Jaime observa le chevalier se faire maintenir au sol par les gardes du roi, et Ser Meryn s'avancer, son épée en fer scintillante, il releva les yeux vers Cersei, mais celle-ci regardait le Ser innocent qu'elle avait condamné.

-Joffrey, on m'a apprise à être miséricordieuse, envoie-le au mur, murmura Cersei à l'oreille de son fils, pas besoin de le tu…

-Taisez-vous, mère. Personne ne reste impuni sous mon règne.

Le cri fut affreux lorsque la première main de Ser Assos fut retirée et Jaime sentit une boule remonter dans sa gorge, son regard vert fusillant sa sœur du regard, il ne voulait plus la suivre dans cela, plus la couvrir. Plus jamais.

Sansa posa ses yeux sur Sandor, dont les yeux vides n'exprimaient aucune compassion, il releva ses yeux, à son tour, et croisa le regard de son petit oiseau, remplit de crainte et de tristesse.

La seconde main du Ser suivit rapidement et des larmes dégringolèrent sur ses joues pâles, tandis qu'il hurlait qu'il était innocent, lorsque Ser Bord ouvrit sa mâchoire, afin que sa langue soit visible, le chevalier se débattit autant qu'il put, mais Sandor lui donna un coup dans les côtes pour qu'il cesse.

Il ne pouvait pas regarder Sansa en faisant cela, mais il devait obéir ou sinon ce serait lui qui se retrouverait à la place de Ser Assos, Ser Meryn attrapa sa langue et Sansa baissa vivement le regard sur sa robe saumon.

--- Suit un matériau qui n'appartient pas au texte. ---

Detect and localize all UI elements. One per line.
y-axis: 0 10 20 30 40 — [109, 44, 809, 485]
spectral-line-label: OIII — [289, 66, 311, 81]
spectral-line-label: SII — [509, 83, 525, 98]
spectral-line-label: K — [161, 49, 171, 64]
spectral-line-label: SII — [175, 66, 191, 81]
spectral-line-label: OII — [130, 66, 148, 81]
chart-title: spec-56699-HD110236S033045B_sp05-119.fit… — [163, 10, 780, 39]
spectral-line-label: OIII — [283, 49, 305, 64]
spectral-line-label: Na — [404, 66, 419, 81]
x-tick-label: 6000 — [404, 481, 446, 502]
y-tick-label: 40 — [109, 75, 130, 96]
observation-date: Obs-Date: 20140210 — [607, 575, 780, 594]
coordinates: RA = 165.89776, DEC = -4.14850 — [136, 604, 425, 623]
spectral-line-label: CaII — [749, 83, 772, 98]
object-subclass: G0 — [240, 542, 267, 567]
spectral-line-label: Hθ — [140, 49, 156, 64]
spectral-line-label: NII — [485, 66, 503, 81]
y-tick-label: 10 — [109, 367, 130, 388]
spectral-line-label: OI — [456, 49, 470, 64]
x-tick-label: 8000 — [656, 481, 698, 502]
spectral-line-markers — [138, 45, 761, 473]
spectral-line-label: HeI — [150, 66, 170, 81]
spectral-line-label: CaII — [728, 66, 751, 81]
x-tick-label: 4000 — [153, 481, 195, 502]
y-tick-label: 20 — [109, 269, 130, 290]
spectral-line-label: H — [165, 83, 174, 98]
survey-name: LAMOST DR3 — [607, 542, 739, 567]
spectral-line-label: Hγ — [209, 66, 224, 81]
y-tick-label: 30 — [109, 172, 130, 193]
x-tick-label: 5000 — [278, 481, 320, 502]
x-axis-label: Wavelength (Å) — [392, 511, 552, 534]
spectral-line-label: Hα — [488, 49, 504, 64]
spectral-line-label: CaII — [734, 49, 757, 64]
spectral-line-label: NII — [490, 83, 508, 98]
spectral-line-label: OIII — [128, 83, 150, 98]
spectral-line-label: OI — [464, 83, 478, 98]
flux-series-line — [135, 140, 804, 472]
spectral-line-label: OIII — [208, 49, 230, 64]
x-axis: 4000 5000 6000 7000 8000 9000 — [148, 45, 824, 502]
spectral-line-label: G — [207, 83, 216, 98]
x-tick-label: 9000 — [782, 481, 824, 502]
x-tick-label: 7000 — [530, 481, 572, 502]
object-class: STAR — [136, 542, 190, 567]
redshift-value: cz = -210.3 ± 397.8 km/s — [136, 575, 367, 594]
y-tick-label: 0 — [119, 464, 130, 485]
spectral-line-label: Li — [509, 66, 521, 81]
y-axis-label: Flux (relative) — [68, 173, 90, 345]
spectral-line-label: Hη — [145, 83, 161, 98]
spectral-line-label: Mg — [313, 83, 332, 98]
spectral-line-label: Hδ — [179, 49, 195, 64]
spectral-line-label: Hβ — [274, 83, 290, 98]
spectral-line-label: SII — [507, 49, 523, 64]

Joffrey afficha un sourire à la vision devant lui, son sourire s'élargit quand un hurlement à couper le souffre retentit dans la salle du trône, l'homme ne pouvait plus parler, mais ses cordes vocales étaient encore en marche, exprimant l'intensité de sa douleur.

-Emmenez-le dans les cellules noires, ordonna Joffrey, demain, à 10 heures, il sera tué.

C'est tout pour aujourd'hui, je suis fatigué. Je rentre dans mes chambres…

Lorsque Joffrey se leva, il descendit les marches suivit de ses gardes et quitta la salle du trône, sans un mot, ses sujets s'inclinant à son passage.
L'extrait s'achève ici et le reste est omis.